Other speakers included:
Dame Barbara Stocking (former NHS director and chief executive of Oxfam GB)
Akihiro Seita (Director of the Health Programme and WHO Special Representative UNRWA, Amman)
Philippe Leclerc (Representative of UNHCR, Greece)
Dawn Chatty (Emeritus Professor of Anthropology and forced Migration, University of Oxford)
Fouad M. Fouad (Assistant Professor of Public Health Practice, American University of Beirut)
Richard Sullivan (Professor of Cancer and Global Health King’s College London)
Alexandra Chen (Child Protection and Mental Health Specialist)
Elspeth Guild (Jean Monnet Professor of Law Queen Mary University of London Partner Kingsley Napley)
Tugba Basaran (Deputy Director of The Centre for the Study of Global Human
Movement, University of Cambridge)
Wesam Al Asali (Department of Architecture, University of Cambridge)
Aula Abbara (Consultant in Infectious Diseases/ General Internal Medicine, Imperial College, NHS Healthcare Trust Honorary Research Fellow, Imperial College, London)
Lorraine Frisina Doetter (Project Director Research Center on Inequality and Social Policy, University of Bremen)
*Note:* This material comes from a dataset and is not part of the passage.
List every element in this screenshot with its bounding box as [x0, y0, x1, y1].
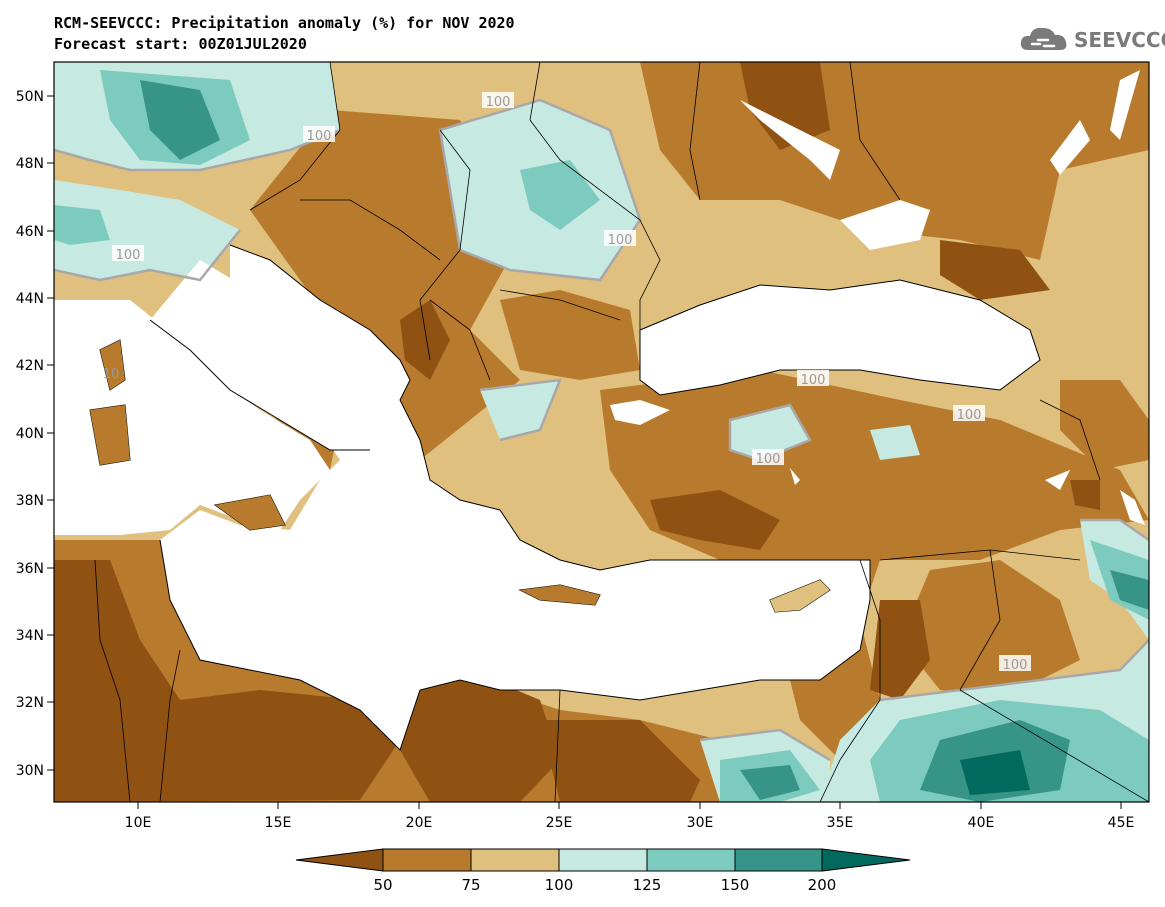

Other funders and partners include the Global Challenges Research Fund, Clare Hall, Research for Health in Conflict (MENA), Cambridge Global Challenges, and the Centre for Business Research.

Next steps
NoPlaceLikeHome 05860 smallThe overall aim of the workshop is to build a network among scholars, policymakers and refugees to find avenues for collaboration, and to help bridge the divide between those who formulate international policies, those who implement them, and the refugees who are ultimately affected. To this end, the workshop also included a presentation from Cambridge Global Challenges on funding opportunities and support offered to both scholars and practitioners.

Future next steps include writing a policy brief based on the discussions brought forward during the workshop, publishing a podcast, and exploring further ideas for seminars and avenues for collaboration.